Crew was released from prison in October 2020, and two days later he overdosed, according to a post he made on Facebook. Then in December he had to be hospitalized for issues related to his diabetes.
Crew's mother said her son seemed lost. "So much had changed in the years he'd been locked up," she says. "I kept telling him it's not like it used to be, it's not like it used to be."She took him to get a driver's license and showed him how to use a smartphone. She helped him set up a Facebook account so he could reach out to old friends.
In 2021, he moved in with his cousin at Lake Adelle.
While living at Legens', he messaged Ashley Pound, a woman whom Facebook suggested he might know.
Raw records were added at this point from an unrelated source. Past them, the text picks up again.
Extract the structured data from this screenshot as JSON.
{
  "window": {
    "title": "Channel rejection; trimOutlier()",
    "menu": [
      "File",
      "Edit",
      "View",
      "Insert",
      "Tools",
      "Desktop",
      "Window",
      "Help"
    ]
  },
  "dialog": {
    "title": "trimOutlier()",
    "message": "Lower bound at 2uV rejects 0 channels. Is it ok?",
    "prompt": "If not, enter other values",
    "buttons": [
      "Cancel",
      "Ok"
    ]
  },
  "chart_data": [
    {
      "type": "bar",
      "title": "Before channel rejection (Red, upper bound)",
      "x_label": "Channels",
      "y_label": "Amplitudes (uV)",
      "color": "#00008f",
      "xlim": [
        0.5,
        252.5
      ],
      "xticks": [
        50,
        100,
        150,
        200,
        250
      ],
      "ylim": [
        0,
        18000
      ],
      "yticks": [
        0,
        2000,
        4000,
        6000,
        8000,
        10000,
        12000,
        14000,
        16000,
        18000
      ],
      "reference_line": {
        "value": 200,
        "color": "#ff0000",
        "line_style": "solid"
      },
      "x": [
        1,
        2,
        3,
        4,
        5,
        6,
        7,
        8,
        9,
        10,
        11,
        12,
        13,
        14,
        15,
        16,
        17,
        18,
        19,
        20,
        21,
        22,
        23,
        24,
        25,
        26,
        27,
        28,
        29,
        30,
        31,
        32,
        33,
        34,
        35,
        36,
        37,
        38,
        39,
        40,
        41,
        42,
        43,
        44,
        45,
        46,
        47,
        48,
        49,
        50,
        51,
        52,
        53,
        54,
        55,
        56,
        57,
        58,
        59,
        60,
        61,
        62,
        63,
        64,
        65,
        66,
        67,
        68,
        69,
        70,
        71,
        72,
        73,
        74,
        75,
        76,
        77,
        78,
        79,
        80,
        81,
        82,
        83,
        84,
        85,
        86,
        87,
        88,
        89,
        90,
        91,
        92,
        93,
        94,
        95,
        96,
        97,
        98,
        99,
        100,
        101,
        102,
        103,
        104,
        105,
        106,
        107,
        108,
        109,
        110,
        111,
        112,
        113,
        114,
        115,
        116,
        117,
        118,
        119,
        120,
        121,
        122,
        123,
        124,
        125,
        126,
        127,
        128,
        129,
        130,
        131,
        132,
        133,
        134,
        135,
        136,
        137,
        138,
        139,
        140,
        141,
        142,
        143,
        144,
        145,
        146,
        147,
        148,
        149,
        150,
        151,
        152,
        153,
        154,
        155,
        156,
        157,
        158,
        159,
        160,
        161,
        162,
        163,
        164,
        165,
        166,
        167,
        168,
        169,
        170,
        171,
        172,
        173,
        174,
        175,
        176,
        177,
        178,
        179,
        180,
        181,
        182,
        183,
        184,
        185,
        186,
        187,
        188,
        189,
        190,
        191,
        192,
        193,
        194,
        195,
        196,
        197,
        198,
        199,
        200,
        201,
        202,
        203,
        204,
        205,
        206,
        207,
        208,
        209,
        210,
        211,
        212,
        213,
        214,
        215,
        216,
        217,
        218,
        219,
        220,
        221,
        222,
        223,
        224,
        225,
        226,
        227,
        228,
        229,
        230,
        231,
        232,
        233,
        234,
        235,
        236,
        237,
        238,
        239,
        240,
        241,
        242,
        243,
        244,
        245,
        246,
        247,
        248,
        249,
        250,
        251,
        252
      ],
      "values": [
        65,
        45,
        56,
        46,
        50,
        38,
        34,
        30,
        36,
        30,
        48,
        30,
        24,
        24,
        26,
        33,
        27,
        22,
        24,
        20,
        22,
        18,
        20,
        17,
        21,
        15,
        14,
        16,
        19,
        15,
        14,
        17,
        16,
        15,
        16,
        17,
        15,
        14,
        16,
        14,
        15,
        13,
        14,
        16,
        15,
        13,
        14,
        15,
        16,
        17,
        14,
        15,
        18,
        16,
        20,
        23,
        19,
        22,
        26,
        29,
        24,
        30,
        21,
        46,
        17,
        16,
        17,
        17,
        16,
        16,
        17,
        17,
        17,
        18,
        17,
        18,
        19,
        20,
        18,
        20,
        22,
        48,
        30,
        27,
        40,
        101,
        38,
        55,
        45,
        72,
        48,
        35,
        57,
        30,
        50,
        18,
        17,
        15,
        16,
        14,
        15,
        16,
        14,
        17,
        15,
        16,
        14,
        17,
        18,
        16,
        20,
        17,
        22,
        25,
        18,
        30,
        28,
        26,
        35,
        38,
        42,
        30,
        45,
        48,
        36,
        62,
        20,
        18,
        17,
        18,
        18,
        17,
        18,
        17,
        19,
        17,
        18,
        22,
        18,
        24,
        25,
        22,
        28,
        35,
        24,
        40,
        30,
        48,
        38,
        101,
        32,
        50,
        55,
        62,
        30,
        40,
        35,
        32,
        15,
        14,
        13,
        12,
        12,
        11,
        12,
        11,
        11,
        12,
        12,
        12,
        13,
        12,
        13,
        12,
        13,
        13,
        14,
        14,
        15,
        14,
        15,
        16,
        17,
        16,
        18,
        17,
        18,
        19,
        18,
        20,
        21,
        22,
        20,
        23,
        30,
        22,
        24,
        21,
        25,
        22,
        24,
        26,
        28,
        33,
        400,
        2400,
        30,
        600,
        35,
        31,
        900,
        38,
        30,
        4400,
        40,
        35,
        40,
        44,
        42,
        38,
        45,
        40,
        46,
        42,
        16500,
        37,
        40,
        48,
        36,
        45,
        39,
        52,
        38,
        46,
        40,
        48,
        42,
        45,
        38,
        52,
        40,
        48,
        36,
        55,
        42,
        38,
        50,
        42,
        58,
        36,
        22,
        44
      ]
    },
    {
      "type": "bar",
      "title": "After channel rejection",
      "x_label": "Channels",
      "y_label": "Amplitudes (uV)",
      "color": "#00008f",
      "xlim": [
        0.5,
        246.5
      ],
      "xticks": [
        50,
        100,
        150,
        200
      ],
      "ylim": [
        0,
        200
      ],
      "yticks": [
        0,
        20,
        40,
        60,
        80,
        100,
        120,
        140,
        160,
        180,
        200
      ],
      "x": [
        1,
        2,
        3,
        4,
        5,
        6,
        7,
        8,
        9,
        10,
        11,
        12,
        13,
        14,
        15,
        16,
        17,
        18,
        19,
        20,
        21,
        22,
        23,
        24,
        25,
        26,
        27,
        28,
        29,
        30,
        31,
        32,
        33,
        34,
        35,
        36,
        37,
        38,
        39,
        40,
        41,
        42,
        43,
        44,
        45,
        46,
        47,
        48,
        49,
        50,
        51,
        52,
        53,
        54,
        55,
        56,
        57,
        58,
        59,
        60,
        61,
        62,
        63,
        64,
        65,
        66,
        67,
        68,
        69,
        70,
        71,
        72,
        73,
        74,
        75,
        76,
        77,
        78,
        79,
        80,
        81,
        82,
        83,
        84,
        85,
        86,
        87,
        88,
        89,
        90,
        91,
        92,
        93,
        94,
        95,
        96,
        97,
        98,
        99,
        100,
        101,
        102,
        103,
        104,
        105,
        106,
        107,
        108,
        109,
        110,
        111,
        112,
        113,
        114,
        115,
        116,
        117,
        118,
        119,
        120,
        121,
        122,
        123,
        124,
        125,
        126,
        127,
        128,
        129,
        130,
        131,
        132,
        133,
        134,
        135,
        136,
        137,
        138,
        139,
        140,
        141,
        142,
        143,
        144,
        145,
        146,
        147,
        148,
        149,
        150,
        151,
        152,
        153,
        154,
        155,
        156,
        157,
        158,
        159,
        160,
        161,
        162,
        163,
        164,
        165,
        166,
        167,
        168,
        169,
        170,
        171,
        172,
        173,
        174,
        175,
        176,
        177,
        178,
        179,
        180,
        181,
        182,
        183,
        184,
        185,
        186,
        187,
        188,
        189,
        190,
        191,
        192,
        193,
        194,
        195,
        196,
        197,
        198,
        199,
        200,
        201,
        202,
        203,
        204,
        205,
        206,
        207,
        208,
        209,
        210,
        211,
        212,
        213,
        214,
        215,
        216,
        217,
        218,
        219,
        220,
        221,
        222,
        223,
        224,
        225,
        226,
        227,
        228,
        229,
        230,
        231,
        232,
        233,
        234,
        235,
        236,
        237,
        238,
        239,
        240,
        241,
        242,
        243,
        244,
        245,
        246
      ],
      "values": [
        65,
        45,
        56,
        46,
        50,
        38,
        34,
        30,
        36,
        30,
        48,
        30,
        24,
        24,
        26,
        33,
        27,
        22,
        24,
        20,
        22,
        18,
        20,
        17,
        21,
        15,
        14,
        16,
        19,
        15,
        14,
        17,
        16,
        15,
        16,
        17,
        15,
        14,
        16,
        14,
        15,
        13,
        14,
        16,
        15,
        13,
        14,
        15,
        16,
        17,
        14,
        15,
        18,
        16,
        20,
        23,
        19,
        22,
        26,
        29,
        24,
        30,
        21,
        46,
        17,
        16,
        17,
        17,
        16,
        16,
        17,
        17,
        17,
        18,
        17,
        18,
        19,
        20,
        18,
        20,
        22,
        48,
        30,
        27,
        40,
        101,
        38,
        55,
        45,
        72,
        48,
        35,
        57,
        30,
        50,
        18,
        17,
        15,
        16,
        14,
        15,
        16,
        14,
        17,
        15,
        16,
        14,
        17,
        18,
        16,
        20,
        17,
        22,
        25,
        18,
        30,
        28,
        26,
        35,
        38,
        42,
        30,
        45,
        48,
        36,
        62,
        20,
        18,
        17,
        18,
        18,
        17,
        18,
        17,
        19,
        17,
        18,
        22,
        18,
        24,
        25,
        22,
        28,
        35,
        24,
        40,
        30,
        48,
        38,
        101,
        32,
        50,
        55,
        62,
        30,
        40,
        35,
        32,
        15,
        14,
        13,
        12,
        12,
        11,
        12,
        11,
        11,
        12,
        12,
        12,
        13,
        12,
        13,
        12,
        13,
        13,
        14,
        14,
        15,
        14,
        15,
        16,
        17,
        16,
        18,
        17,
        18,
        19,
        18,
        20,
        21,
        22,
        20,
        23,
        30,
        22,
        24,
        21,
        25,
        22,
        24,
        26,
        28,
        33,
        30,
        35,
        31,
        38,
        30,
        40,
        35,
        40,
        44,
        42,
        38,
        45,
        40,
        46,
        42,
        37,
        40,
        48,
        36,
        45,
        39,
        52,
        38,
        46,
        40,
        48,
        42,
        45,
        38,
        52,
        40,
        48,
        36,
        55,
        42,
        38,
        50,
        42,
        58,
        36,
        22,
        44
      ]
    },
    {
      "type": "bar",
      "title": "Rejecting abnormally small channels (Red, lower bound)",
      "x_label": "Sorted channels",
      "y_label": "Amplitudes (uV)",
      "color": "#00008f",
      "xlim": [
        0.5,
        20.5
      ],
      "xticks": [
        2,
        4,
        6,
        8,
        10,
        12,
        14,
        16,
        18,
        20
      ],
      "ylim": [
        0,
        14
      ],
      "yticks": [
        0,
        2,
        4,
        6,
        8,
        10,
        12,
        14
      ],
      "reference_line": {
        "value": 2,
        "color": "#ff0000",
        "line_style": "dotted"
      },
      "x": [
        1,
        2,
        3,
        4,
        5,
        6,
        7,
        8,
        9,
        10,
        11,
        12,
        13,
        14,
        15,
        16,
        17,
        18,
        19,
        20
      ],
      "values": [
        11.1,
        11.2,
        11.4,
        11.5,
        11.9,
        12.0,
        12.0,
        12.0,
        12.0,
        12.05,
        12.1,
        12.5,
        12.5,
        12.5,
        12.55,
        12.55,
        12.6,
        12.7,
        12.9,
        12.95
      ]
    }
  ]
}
In retrospect, Pound says, Crew was probably hitting on her. She told him that she was related to his baby's mother, so that sort of relationship probably wasn't in the cards. But the two kept chatting and quickly became friends.
"He was always fun," Pound says. "He was carefree. He brought everybody's spirits up wherever he was. He always tried to make you feel better if you were upset."
Crew was nothing if not social. Even while locked up he called his mother at least every other day. If he didn't have anything in particular to say, he still wanted to know what she was up to. While living with Legens he messaged Pound daily. The messages were always lighthearted. He sent her a video of a large pizza delivery that had come to the house. "Come eat some pizza!" he exclaimed. In another message he tried to hook Pound up with Legens.
"I'm glad I didn't go through with that," Pound says.
Then, on April 22, both she and his mother stopped hearing from him.
A few days later, Dana Crew had grown increasingly worried and went to the house on Lake Drive where she says she found Legens and a woman outside on the front lawn.
"Where's my son?" Crew asked.
"Oh, at some chick's house," Legens replied.
Crew asked, "What chick?"
Legens said he didn't know.
"Why's his car here?" Crew said. "That doesn't even make sense."
She noticed that the woman with Legens looked withdrawn and wore a long-sleeve hoodie even though the temperature was hot. "I know she was covering up bruises," Crew says now.